The next step is a marketing plan. Often, your agent can recommend repairs or cosmetic work that will significantly enhance the salability of the property. Marketing includes the exposure of your property to other real estate agents and the public. In many markets across the country, over 50% of real estate sales are cooperative sales; that is, a real estate agent other than yours brings in the buyer. Your agent acts as the marketing coordinator, disbursing information about your property to other real estate agents through a Multiple Listing Service or other cooperative marketing networks, open houses for agents, etc. The REALTOR® Code of Ethics requires REALTORS® to utilize these cooperative relationships when they benefit their clients. Advertising is part of marketing. The choice of media and frequency of advertising depends a lot on the property and specific market. For example, in some areas, newspaper advertising generates phone calls to the real estate office but statistically has minimum effectiveness in selling a specific property. Over exposure of a property in any media may give a buyer the impression the property is distressed or the seller is desperate. Your real estate agent will know when, where and how to advertise your property. There is a misconception that advertising sells real estate. The NATIONAL ASSOCIATION OF REALTORS® studies show that 82% of real estate sales are the result of agent contacts through previous clients, referrals, friends and family, and personal contacts.
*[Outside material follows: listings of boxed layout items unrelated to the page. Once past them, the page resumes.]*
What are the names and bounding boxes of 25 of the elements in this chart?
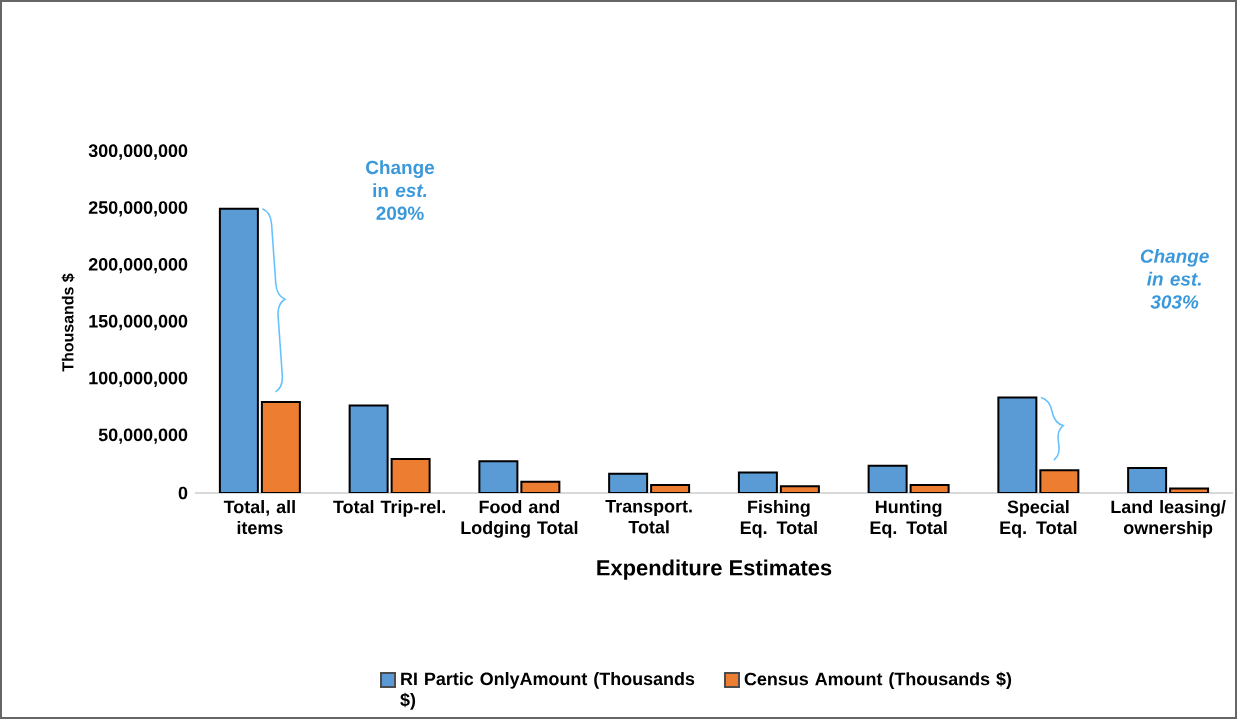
y-tick-label: 250,000,000 <box>88 201 188 217</box>
y-tick-label: 150,000,000 <box>89 314 188 331</box>
y-tick-label: 50,000,000 <box>98 428 188 444</box>
x-tick-label: Total Trip-rel. <box>333 500 446 517</box>
bar <box>218 207 259 493</box>
x-tick-label: Fishing Eq. Total <box>740 500 817 538</box>
bar <box>997 396 1038 493</box>
x-tick-label: Total, all items <box>223 500 295 535</box>
legend-label: RI Partic OnlyAmount (Thousands $) <box>400 672 695 710</box>
x-tick-label: Transport. Total <box>605 500 692 534</box>
y-tick-label: 200,000,000 <box>88 258 188 274</box>
annotation: Change in est. 303% <box>1140 248 1209 309</box>
x-tick-label: Food and Lodging Total <box>461 500 578 538</box>
x-tick-label: Special Eq. Total <box>1000 500 1077 538</box>
annotation: Change in est. 209% <box>366 160 435 220</box>
x-axis-title: Expenditure Estimates <box>597 559 832 580</box>
y-tick-label: 100,000,000 <box>89 371 188 387</box>
bar <box>260 401 301 493</box>
x-tick-label: Hunting Eq. Total <box>870 500 947 538</box>
y-tick-label: 0 <box>178 486 188 500</box>
bar <box>348 404 389 493</box>
legend-label: Census Amount (Thousands $) <box>744 671 1012 689</box>
x-tick-label: Land leasing/ ownership <box>1111 500 1226 538</box>
y-axis-title: Thousands $ <box>61 273 75 372</box>
y-tick-label: 300,000,000 <box>88 144 188 160</box>
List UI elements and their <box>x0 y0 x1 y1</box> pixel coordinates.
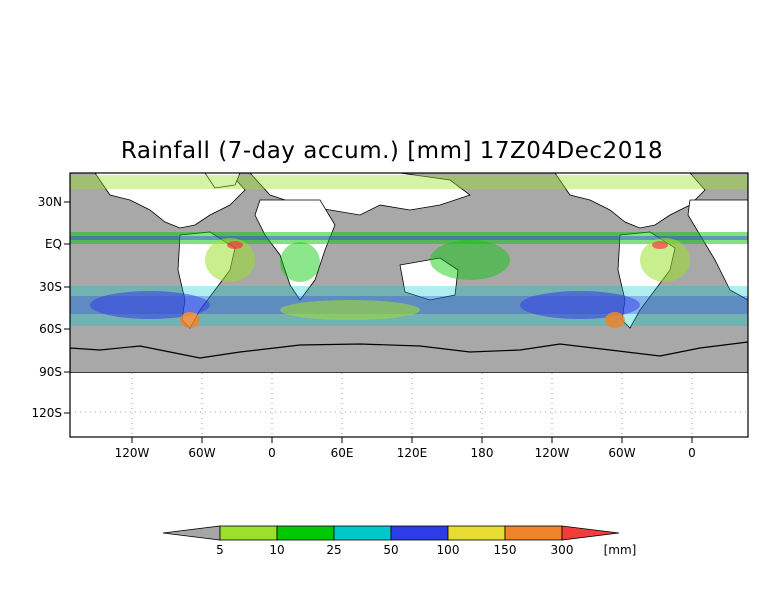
lat-label-30s: 30S <box>39 280 62 294</box>
lon-label-120w-2: 120W <box>535 446 570 460</box>
lon-label-120w: 120W <box>115 446 150 460</box>
legend-swatch-below-5 <box>162 525 221 541</box>
lon-label-0: 0 <box>268 446 276 460</box>
lon-label-60w: 60W <box>188 446 215 460</box>
legend-swatch-100-150 <box>447 525 506 541</box>
lon-label-60w-2: 60W <box>608 446 635 460</box>
legend-swatch-10-25 <box>276 525 335 541</box>
map-title: Rainfall (7-day accum.) [mm] 17Z04Dec201… <box>120 138 664 164</box>
lon-tick-marks <box>131 437 693 443</box>
legend-label-50: 50 <box>383 543 398 557</box>
legend-swatch-above-300 <box>561 525 620 541</box>
legend-swatch-150-300 <box>504 525 563 541</box>
lat-label-30n: 30N <box>38 195 62 209</box>
color-legend <box>162 525 620 541</box>
empty-region <box>70 373 748 437</box>
legend-unit: [mm] <box>604 543 637 557</box>
continents <box>94 173 748 329</box>
legend-label-300: 300 <box>551 543 574 557</box>
legend-swatch-25-50 <box>333 525 392 541</box>
lat-label-eq: EQ <box>45 237 62 251</box>
legend-swatch-50-100 <box>390 525 449 541</box>
plot-frame <box>69 172 749 438</box>
legend-label-150: 150 <box>494 543 517 557</box>
lon-label-180: 180 <box>471 446 494 460</box>
gridlines <box>70 373 748 437</box>
legend-label-100: 100 <box>437 543 460 557</box>
legend-label-10: 10 <box>269 543 284 557</box>
legend-label-25: 25 <box>326 543 341 557</box>
legend-label-5: 5 <box>216 543 224 557</box>
lon-label-60e: 60E <box>331 446 354 460</box>
rain-bands <box>70 175 748 328</box>
antarctica <box>70 341 748 373</box>
lat-label-60s: 60S <box>39 322 62 336</box>
lon-label-120e: 120E <box>397 446 428 460</box>
rainfall-map <box>70 173 748 373</box>
lat-label-120s: 120S <box>31 406 62 420</box>
lat-tick-marks <box>64 201 70 414</box>
lat-label-90s: 90S <box>39 365 62 379</box>
lon-label-0-2: 0 <box>688 446 696 460</box>
legend-swatch-5-10 <box>219 525 278 541</box>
When the property is marketed with the agent help, you do not have to allow strangers into your home. Agents will generally pre-screen and accompany qualified prospects through your property.
The negotiation process deals with much the same issues for both buyers and sellers, as noted above under the buying process. Your agent can help you objectively evaluate every buyer’s proposal without compromising your marketing position. This initial agreement is only the beginning of a process of appraisals, inspections, and financing — a lot of possible pitfalls. Your agent can help you write a legally binding, win-win agreement that will be more likely to make it through the process.
Between the initial sales agreement and closing (or settlement), questions may arise. For example, unexpected repairs are required to obtain financing or a cloud in the title is discovered. The required paperwork alone is overwhelming for most sellers. Your agent is the best person to objectively help you resolve these issues and move the transaction to closing (or settlement).
Real estate agents or brokers are generally paid through the sales commission paid by the seller when a transaction closes. Agents have expenses and financial obligations just like you, so it will be to your mutual benefit if you choose a real estate agent and stick with that person. The agent will respect your loyalty and respond with a sincere commitment to you.
Why a Realtor
All real estate licensees are not the same. Only real estate licensees who are members of the NATIONAL ASSOCIATION OF REALTORS® are properly called REALTORS®. They proudly display the REALTOR® logo on the business card or other marketing and sales literature. REALTORS® are committed to treat all parties to a transaction honestly. REALTORS® subscribe to a strict code of ethics and are expected to maintain a higher level of knowledge of the process of buying and selling real estate. An independent survey reports that 84% of home buyers would use the same REALTOR® again.
Using a Realtor®
You Be the Judge
Real Estate transactions involve one of the biggest financial investments most people experience in their lifetime. Transactions today usually exceed $100,000. If you had a $100,000 income tax problem, would you attempt to deal with it without the help of a CPA? If you had a $100,000 legal question, would you deal with it without the help of an attorney? Considering the small upside cost and the large downside risk, it would be foolish to consider a deal in real estate without the professional assistance of a REALTOR®!